Gegenüber der Infanteriemunition, aber auch gegen Granatsplitter, war diese
Lederhaube völlig wirkungslos.
Im zweiten Jahr des 1. Weltkrieges, 1915,
wurde beim XVIII. Armeekorps eine Untersuchung durchgeführt, die erbrachte, dass
83 Prozent der Kopfverletzungen von Splittern herrührten, die zumeist winzig
klein waren. Nur 17 Prozent wurden durch Infanteriegeschosse verursacht. Dies
ließ die Frage nach einem speziellen Kopfschutz aufkommen. bereits im Februar
1916 wurde dann die Einführung eines "Stahlschutzhelmes", so die offizielle
Bezeichnung, durch den Chef des Generalstabes des Feldheeres, General von
Falkenhayn, verfügt. Als Erfinder galten drei Personen. Da sowohl technische als
auch anatomische Probleme zu lösen waren, arbeiteten der Professor der
Technischen Hochschule Hannover, Friedrich Schwerd, der im Krieg Hauptmann der
Landwehr war, und der Chirurg, Professor Dr. August Bier, Marinegeneralarzt und
beratender Chirurg des XVIII. Armeekorps, eng zusammen. Das Problem bestand
darin, einen Helm zu erfinden, der nicht nur relativ leicht war, sondern auch
möglichst kugelfest und splittersicher sein sollte. Es wurde schließlich ein
einteiliger Helm aus vergütetem Chromnickelstahl mit einem Augen- und einem
Nackenschutz entworfen. Die typische und wohl einmalig gelungene Form erhielt
der Helm von der Gattin des Professors Schwerd.
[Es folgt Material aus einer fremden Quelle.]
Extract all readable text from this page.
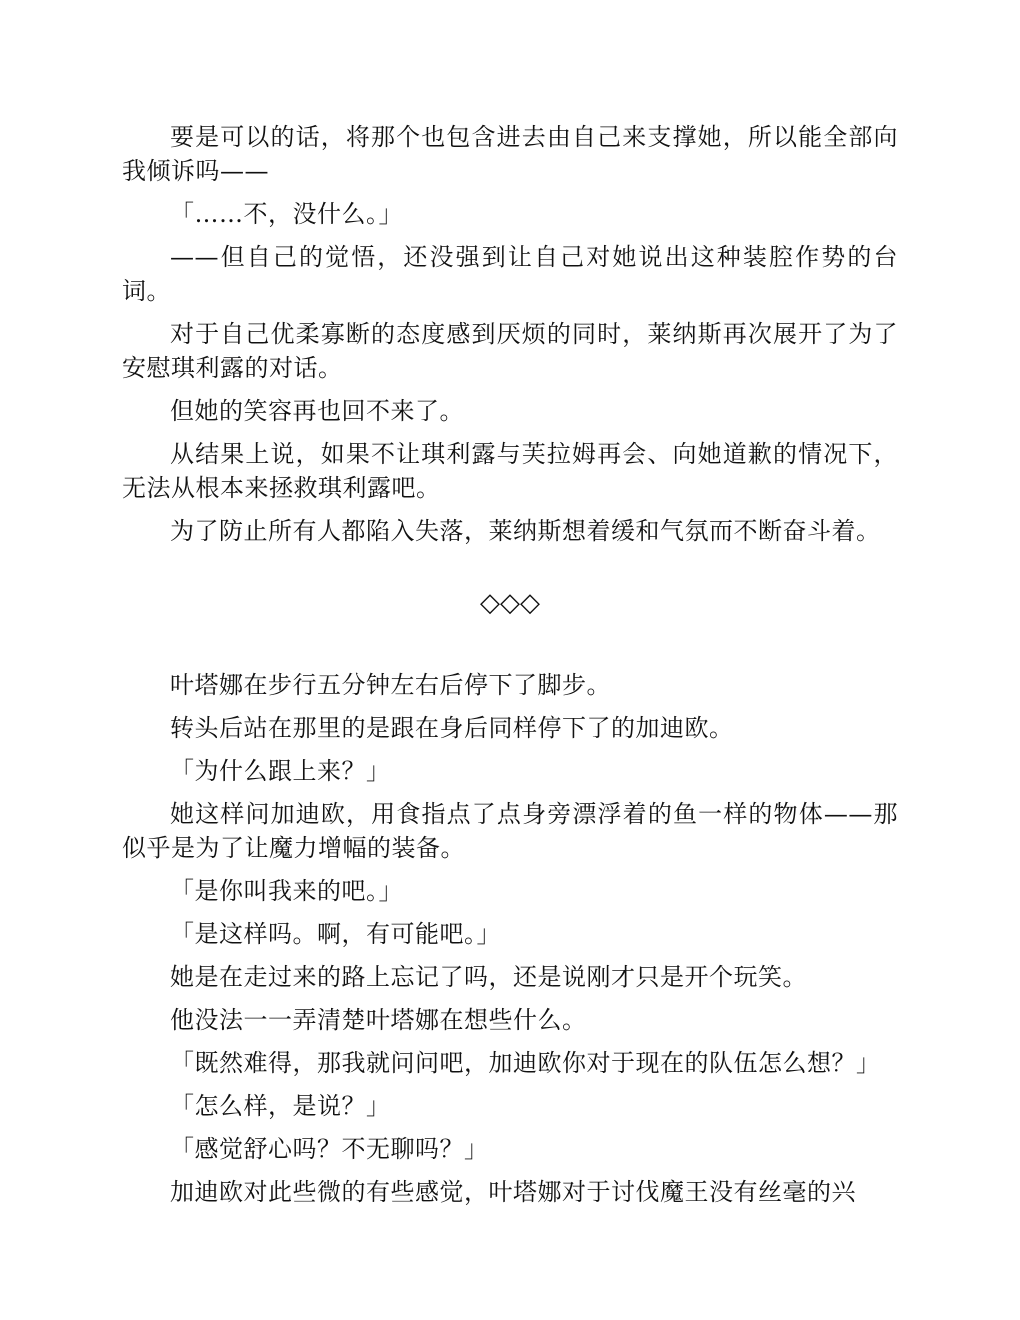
要是可以的话，将那个也包含进去由自己来支撑她，所以能全部向我倾诉吗——

「……不，没什么。」

——但自己的觉悟，还没强到让自己对她说出这种装腔作势的台词。

对于自己优柔寡断的态度感到厌烦的同时，莱纳斯再次展开了为了安慰琪利露的对话。

但她的笑容再也回不来了。

从结果上说，如果不让琪利露与芙拉姆再会、向她道歉的情况下，无法从根本来拯救琪利露吧。

为了防止所有人都陷入失落，莱纳斯想着缓和气氛而不断奋斗着。

◇◇◇

叶塔娜在步行五分钟左右后停下了脚步。

转头后站在那里的是跟在身后同样停下了的加迪欧。

「为什么跟上来？」

她这样问加迪欧，用食指点了点身旁漂浮着的鱼一样的物体——那似乎是为了让魔力增幅的装备。

「是你叫我来的吧。」

「是这样吗。啊，有可能吧。」

她是在走过来的路上忘记了吗，还是说刚才只是开个玩笑。

他没法一一弄清楚叶塔娜在想些什么。

「既然难得，那我就问问吧，加迪欧你对于现在的队伍怎么想？」

「怎么样，是说？」

「感觉舒心吗？不无聊吗？」

加迪欧对此些微的有些感觉，叶塔娜对于讨伐魔王没有丝毫的兴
Im November 1915 war der neue
Helm mit einer Metallstärke von 1 mm auf dem Artillerieschießplatz Kummersdorf
Beschussversuchen unterworfen worden, die zur vollsten Zufriedenheit verliefen.
Selbst Schrapnellkugeln aus nächster Entfernung vermochten diesen Helm nicht zu
durchschlagen. Bis zum Ende des 1. Weltkrieges wurden 7,5 Millionen Stahlhelme
produziert und an die Truppe ausgeliefert.